3. Коробейникова Э.Н. Модификация определения продуктов ПОЛ в реакции с тиобарбитуровой кислотой // Лаб. дело. – 1989. – № 7. – С. 8–10.
4. Кривохижина Л.В. Хемилюминесценция тромбоцитов. Использование метода хемилюминесценции для определения активности тромбоцитов / Л.В. Кривохижина, Е.Н. Ермолаева, С.А. Кантюков, Д.Н. Кривохижин // Вестн. Тюменского гос. ун-та. – 2013. – № 6. – С. 174–181.
5. Пат. 2230322 РФ Способ обнаружения свечения тромбоцитов / А.П. Исаев, Л.В. Кривохижина, С.А. Кантюков, Е.Н. Ермолаева, И.Н. Курилов. – М., 2004. – 5 с.
6. Спектор Е.Б. Определение общей антиокислительной активности плазмы крови и ликвора / Е.Б. Спектор, А.А. Ананенко, Л.Н. Политова // Лаб. дело. – 1984. – № 1. – С. 26–28.
7. Шитикова А.С. Тромбоцитарный гемостаз. – СПб.: Изд-во СПбГМУ; 2000. – С. 226.
8. Фархутдинов Р.Р., Лиховских В.А. Хемилюминесцентные методы исследования свободно-радикального окисления в биологии и медицине. – Уфа: Изд-во БГМИ, 1995. – 90 с.
9. Krötz F, Sohn HY, Pohl U. Reactive oxygen species-players in the platelet game Arterioscler Thromb // Vasc Biol. – 2004. – T. 24. – P. 1988–1996.
10. Olas B, Wachowicz B. Resveratrol, a phenolic antioxidant with effects on blood platelet functions // Platelets. – 2005. – T. 16. – P. 251–260.
11. Panse M, Block HU, Forster W, Mest HJ. An improved malondialdehyde assay for estimation of thromboxane synthase activity in washed human blood platelets // Prostaglandins. – 1985. – T. 30. – P. 1031–1040.
12. Sobotková А., Mášová-Chrastinová L., Suttnar J. et all. Antioxidants change platelet responses to various stimulating events // Free Radic Biol Med. – 2009. – T.47 (12). – P. 1707–1714.

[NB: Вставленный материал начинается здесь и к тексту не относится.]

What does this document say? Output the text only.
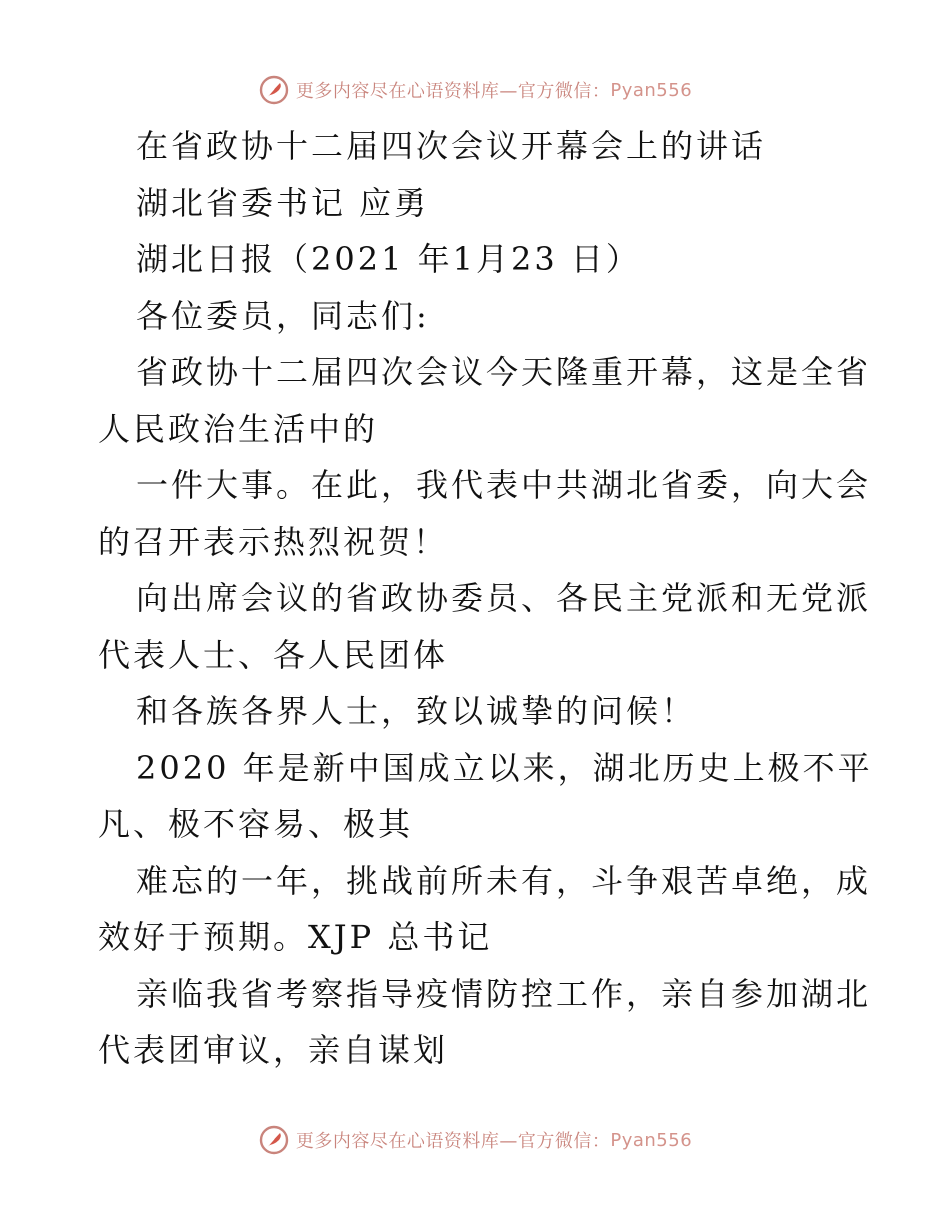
更多内容尽在心语资料库—官方微信： Pyan556
在省政协十二届四次会议开幕会上的讲话
湖北省委书记 应勇
湖北日报（2021 年1月23 日）
各位委员，同志们:
省政协十二届四次会议今天隆重开幕，这是全省
人民政治生活中的
一件大事。在此，我代表中共湖北省委，向大会
的召开表示热烈祝贺！
向出席会议的省政协委员、各民主党派和无党派
代表人士、各人民团体
和各族各界人士，致以诚挚的问候！
2020 年是新中国成立以来，湖北历史上极不平
凡、极不容易、极其
难忘的一年，挑战前所未有，斗争艰苦卓绝，成
效好于预期。XJP 总书记
亲临我省考察指导疫情防控工作，亲自参加湖北
代表团审议，亲自谋划
更多内容尽在心语资料库—官方微信： Pyan556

Активация тромбоцитов является следствием развития каскада сложных взаимосвязанных реакций, приводящих к изменению метаболизма кровяных пластинок и их ультраструктурной организации. Внутренние процессы активации завершаются осуществлением специфических тромбоцитарных функций – гемостатической, репаративной, защитной и других [7]. К механизмам активации тромбоцитов относятся: перестройка плазматической мембраны, мобилизация и движение ионов, гидролиз инозитольных фосфолипидов, высвобождение и окисление мембранной арахидоновой кислоты, изменение метаболизма циклических нуклеотидов и другие явления. Обнаружение систем ферментного синтеза активных форм кислорода в тромбоцитах позволяет предположить возможность их участия в активации кровяных пластинок. При активации тромбоцитов тромбином, аденозиндифосфатом (АДФ) – основными индукторами агрегации кровяных пластинок – происходит активация фосфолипазы А2, инициирующей метаболизм арахидоновой кислоты и производство малонового диальдегида. Активные формы кислорода являются новыми модуляторами тромбоцитарной активности. Показано, что их экзогенная или внутритромбоцитарная продукция влияет на тромбоцитарную функцию [12].

Цель исследования – определить интенсивность производства свободных радикалов в интактных и активированных тромбоцитах, используя метод хемилюминесценции.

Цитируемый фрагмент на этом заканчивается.